A dozen years ago, Maj. Thomas G. “Tommy” Bostick put his body between enemy bullets and his retreating troops during a firefight in Afghanistan.
The final, fatal act of heroism by the father of two was honored Friday at Fort Carson with the nation’s second-highest medal for combat valor, the Distinguished Service Cross.
“When you boil it down, it is love,” said Lt. Gen. Paul Funk, who flew in from Texas to hand the medal to Bostick’s brother, Bobby, of Colorado Springs, as his widow, children and three grandchildren looked on.
Bostick is the 17th soldier to earn the Distinguished Service Cross after more than 17 years of fighting in Afghanistan. His heroism was originally honored with the Silver Star Medal, a lesser decoration. In a review that followed accounts from his comrades, Bostick was selected for the more uncommon award.
A gifted high school athlete from Llano, Texas, Bostick joined the Army Reserve in 1986 and endured the service’s grueling Ranger training before taking part in the December 1989 invasion of Panama.
He wound up in Afghanistan in 2007 as the commander of “Bulldog” troop from the Germany-based 1st Squadron of the 91st Cavalry Regiment, part of the 173rd Airborne Brigade.
On July 27, 2007, Bostick’s unit was probing Taliban and al-Qaida forces in mountainous terrain along the Pakistan border when fighting erupted. Part of Bostick’s unit was ambushed, Army records show. The major charged to the rescue.
Shortly after Bostick died, his commander, now retired Col. Christopher Kolenda recalled the major’s confidence as he headed to the fight.
“He even managed to crack a few jokes to keep everyone steady in the heat of the moment,” Kolenda told Stars and Stripes.
Bostick quickly took control of the battle, calling in Air Force bombs and Army artillery on the swarming enemy troops, giving his soldiers time to climb to safety.
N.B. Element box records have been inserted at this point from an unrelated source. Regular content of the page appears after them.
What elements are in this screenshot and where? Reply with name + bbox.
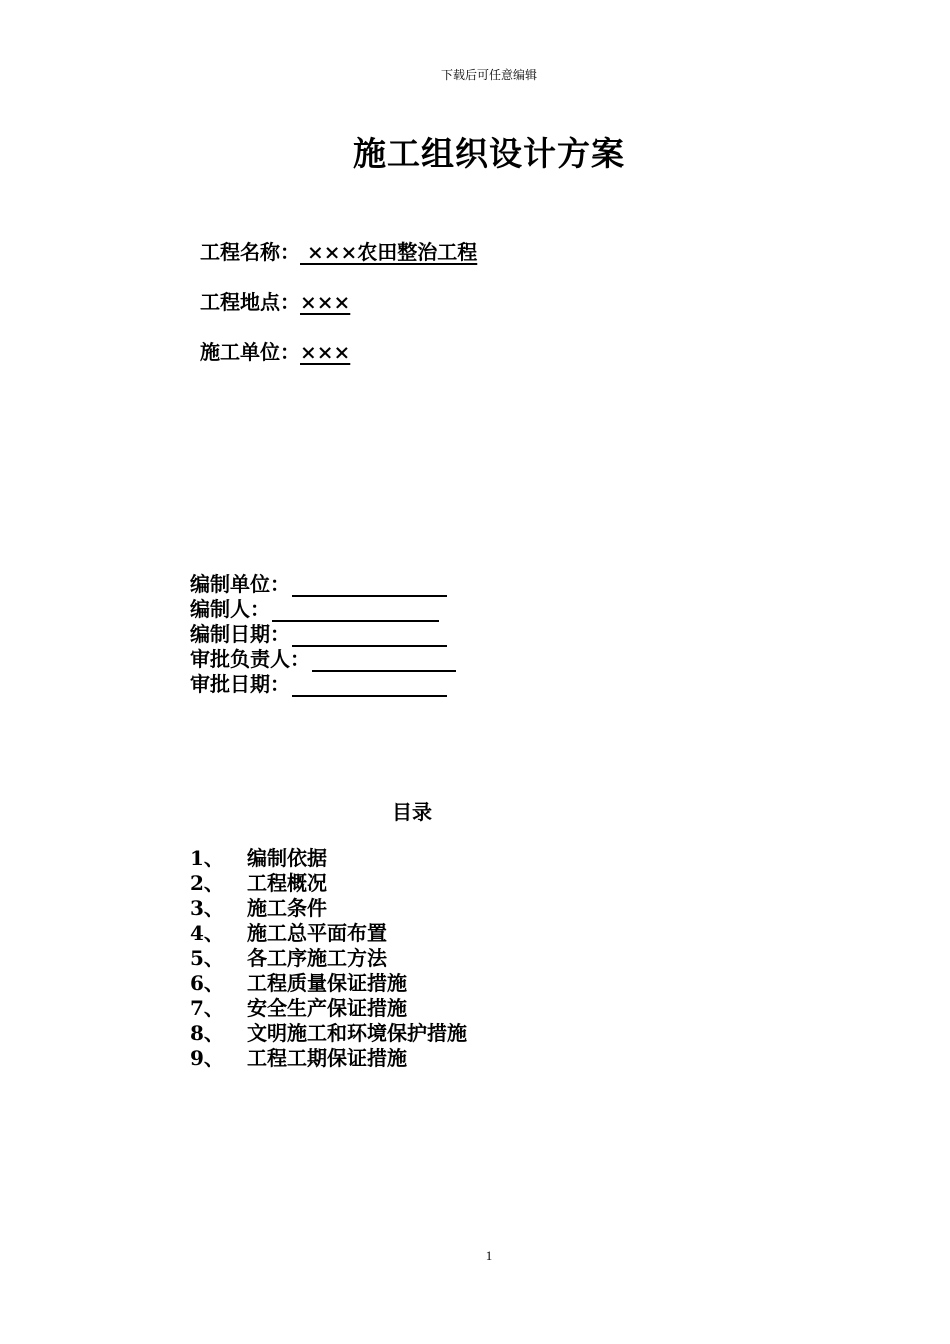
toc-item	[190, 1021, 467, 1046]
project-name-line	[200, 236, 477, 265]
project-location-value: ×××	[300, 290, 351, 314]
sign-label: 编制人：	[190, 597, 270, 621]
sign-blank-line	[292, 578, 447, 597]
sign-blank-line	[312, 653, 456, 672]
toc-item	[190, 971, 467, 996]
page-number: 1	[485, 1248, 493, 1263]
toc-item-number: 7、	[190, 996, 224, 1020]
toc-title: 目录	[392, 800, 432, 824]
construction-unit-value: ×××	[300, 340, 351, 364]
sign-label: 编制单位：	[190, 572, 290, 596]
sign-label: 审批日期：	[190, 672, 290, 696]
toc-item-number: 3、	[190, 896, 224, 920]
toc-item	[190, 996, 467, 1021]
sign-row-approver	[190, 647, 456, 672]
construction-unit-line	[200, 336, 350, 365]
signature-block	[190, 572, 456, 697]
toc-item-text: 工程概况	[247, 871, 327, 895]
toc-item	[190, 946, 467, 971]
sign-blank-line	[272, 603, 439, 622]
sign-blank-line	[292, 628, 447, 647]
sign-row-approval-date	[190, 672, 456, 697]
toc-item-text: 各工序施工方法	[247, 946, 387, 970]
toc-item	[190, 921, 467, 946]
toc-item-number: 2、	[190, 871, 224, 895]
toc-list	[190, 846, 467, 1071]
toc-item-text: 文明施工和环境保护措施	[247, 1021, 467, 1045]
project-location-line	[200, 286, 350, 315]
toc-item	[190, 846, 467, 871]
toc-item-number: 4、	[190, 921, 224, 945]
toc-item-text: 编制依据	[247, 846, 327, 870]
project-name-value: ×××农田整治工程	[300, 240, 478, 264]
sign-row-compiling-unit	[190, 572, 456, 597]
sign-label: 编制日期：	[190, 622, 290, 646]
toc-item-text: 安全生产保证措施	[247, 996, 407, 1020]
construction-unit-label: 施工单位：	[200, 340, 300, 364]
toc-item	[190, 871, 467, 896]
header-note: 下载后可任意编辑	[440, 68, 537, 82]
toc-item-number: 1、	[190, 846, 224, 870]
toc-item-number: 5、	[190, 946, 224, 970]
toc-item	[190, 1046, 467, 1071]
sign-row-compile-date	[190, 622, 456, 647]
toc-item-number: 8、	[190, 1021, 224, 1045]
toc-item	[190, 896, 467, 921]
sign-blank-line	[292, 678, 447, 697]
sign-row-compiler	[190, 597, 456, 622]
toc-item-text: 工程质量保证措施	[247, 971, 407, 995]
document-title: 施工组织设计方案	[353, 134, 625, 173]
project-name-label: 工程名称：	[200, 240, 300, 264]
sign-label: 审批负责人：	[190, 647, 310, 671]
project-location-label: 工程地点：	[200, 290, 300, 314]
toc-item-number: 9、	[190, 1046, 224, 1070]
toc-item-text: 工程工期保证措施	[247, 1046, 407, 1070]
toc-item-text: 施工条件	[247, 896, 327, 920]
toc-item-text: 施工总平面布置	[247, 921, 387, 945]
toc-item-number: 6、	[190, 971, 224, 995]
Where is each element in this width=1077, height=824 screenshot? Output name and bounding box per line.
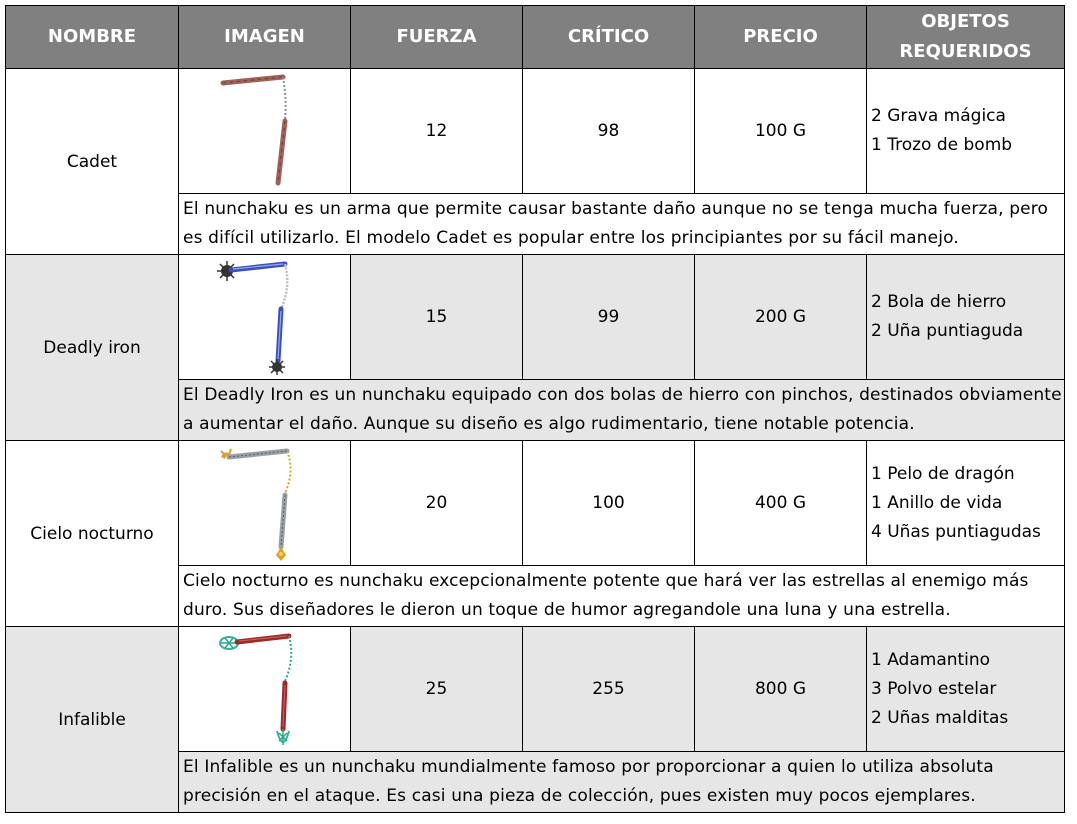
item-description: Cielo nocturno es nunchaku excepcionalmente potente que hará ver las estrellas al enemigo más duro. Sus diseñadores le dieron un toque de humor agregandole una luna y una estrella. xyxy=(179,566,1065,627)
required-item: 4 Uñas puntiagudas xyxy=(871,521,1041,542)
table-row xyxy=(6,627,1065,752)
required-item: 2 Uña puntiaguda xyxy=(871,321,1024,341)
item-critical: 255 xyxy=(523,627,695,752)
header-strength: FUERZA xyxy=(351,6,523,69)
item-description: El Deadly Iron es un nunchaku equipado con dos bolas de hierro con pinchos, destinados obviamente a aumentar el daño. Aunque su diseño es algo rudimentario, tiene notable potencia. xyxy=(179,380,1065,441)
item-strength: 20 xyxy=(351,441,523,566)
header-critical: CRÍTICO xyxy=(523,6,695,69)
item-strength: 15 xyxy=(351,255,523,380)
item-strength: 25 xyxy=(351,627,523,752)
header-row xyxy=(6,6,1065,69)
header-image: IMAGEN xyxy=(179,6,351,69)
required-item: 2 Bola de hierro xyxy=(871,292,1007,312)
item-image-cell xyxy=(179,627,351,752)
item-price: 200 G xyxy=(695,255,867,380)
item-critical: 98 xyxy=(523,69,695,194)
item-name: Cielo nocturno xyxy=(6,441,179,627)
item-price: 800 G xyxy=(695,627,867,752)
nunchaku-deadly-iron-icon xyxy=(215,257,315,377)
header-required xyxy=(867,6,1065,69)
required-item: 2 Grava mágica xyxy=(871,106,1006,126)
table-row xyxy=(6,255,1065,380)
item-required xyxy=(867,69,1065,194)
item-description: El Infalible es un nunchaku mundialmente famoso por proporcionar a quien lo utiliza absoluta precisión en el ataque. Es casi una pieza de colección, pues existen muy pocos ejemplares. xyxy=(179,752,1065,813)
item-name: Cadet xyxy=(6,69,179,255)
item-required xyxy=(867,441,1065,566)
item-required xyxy=(867,627,1065,752)
item-image-cell xyxy=(179,441,351,566)
item-critical: 100 xyxy=(523,441,695,566)
nunchaku-table xyxy=(5,5,1065,813)
header-price: PRECIO xyxy=(695,6,867,69)
item-name: Deadly iron xyxy=(6,255,179,441)
required-item: 1 Adamantino xyxy=(871,649,991,670)
item-strength: 12 xyxy=(351,69,523,194)
item-image-cell xyxy=(179,69,351,194)
item-image-cell xyxy=(179,255,351,380)
header-name: NOMBRE xyxy=(6,6,179,69)
item-critical: 99 xyxy=(523,255,695,380)
table-row xyxy=(6,69,1065,194)
table-row xyxy=(6,441,1065,566)
nunchaku-cielo-nocturno-icon xyxy=(215,443,315,563)
item-description: El nunchaku es un arma que permite causar bastante daño aunque no se tenga mucha fuerza, pero es difícil utilizarlo. El modelo Cadet es popular entre los principiantes por su fácil manejo. xyxy=(179,194,1065,255)
header-required-line1: OBJETOS xyxy=(921,11,1010,32)
item-required xyxy=(867,255,1065,380)
required-item: 3 Polvo estelar xyxy=(871,678,997,699)
item-price: 100 G xyxy=(695,69,867,194)
header-required-line2: REQUERIDOS xyxy=(899,41,1032,62)
nunchaku-infalible-icon xyxy=(215,629,315,749)
required-item: 1 Trozo de bomb xyxy=(871,135,1013,155)
item-price: 400 G xyxy=(695,441,867,566)
weapons-table-wrapper xyxy=(5,5,1065,813)
item-name: Infalible xyxy=(6,627,179,813)
nunchaku-cadet-icon xyxy=(215,71,315,191)
required-item: 1 Anillo de vida xyxy=(871,492,1003,513)
required-item: 1 Pelo de dragón xyxy=(871,463,1015,484)
required-item: 2 Uñas malditas xyxy=(871,707,1009,728)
But the enemy fighters kept coming. Bostick stayed out front in the fight as his troops sought cover. He faced fire from three directions as the enemy rained down bullets and rocket-propelled grenades, Army records say.
In this moment, when others would seek safety, Bostick stood up with his M-4 rifle.
“As the fire on his position intensified, Maj. Bostick positioned himself between the enemy and his own exposed soldiers, who were navigating mountainous terrain, and engaged the enemy with accurate fire,” a citation accompanying Bostick’s new medal says.
Awarding the Distinguished Service Cross requires commanders to find that, “The act or acts of heroism must be so notable and involve risk of life so extraordinary as to set the individual apart from his or her comrades.”
Funk said medals like the one awarded to Bostick are a reminder for the rest of America.
“In every conflict in our nation’s history, incredible heroes step forward,” he said.
Family members filled the first three rows of the ceremony at which Funk awarded the medal. They didn’t want to talk. A few of them wiped their eyes.
A Fort Carson spokesman said they’re still mourning that terrible day even as they celebrate Bostick’s heroism.
Funk said they remember the Bostick before he proved his valor that day, an “amazing soldier, commander, husband, son, father, brother and friend.”
Even as America seeks to end its role in the Afghanistan war, Bostick’s memory lingers in the Army. He’s buried at Arlington National Cemetery.
Before the Distinguished Service Cross was announced, his cavalry squadron held annual events to remember Bostick. The best soldiers in the squadron earn the “Bostick Award,” Funk said.
Bostick represents the kind of sacrifice that amazes even soldiers like Funk, a general who was raised in the Army as the son of a general.
“What makes them lay down their lives?” Funk asked.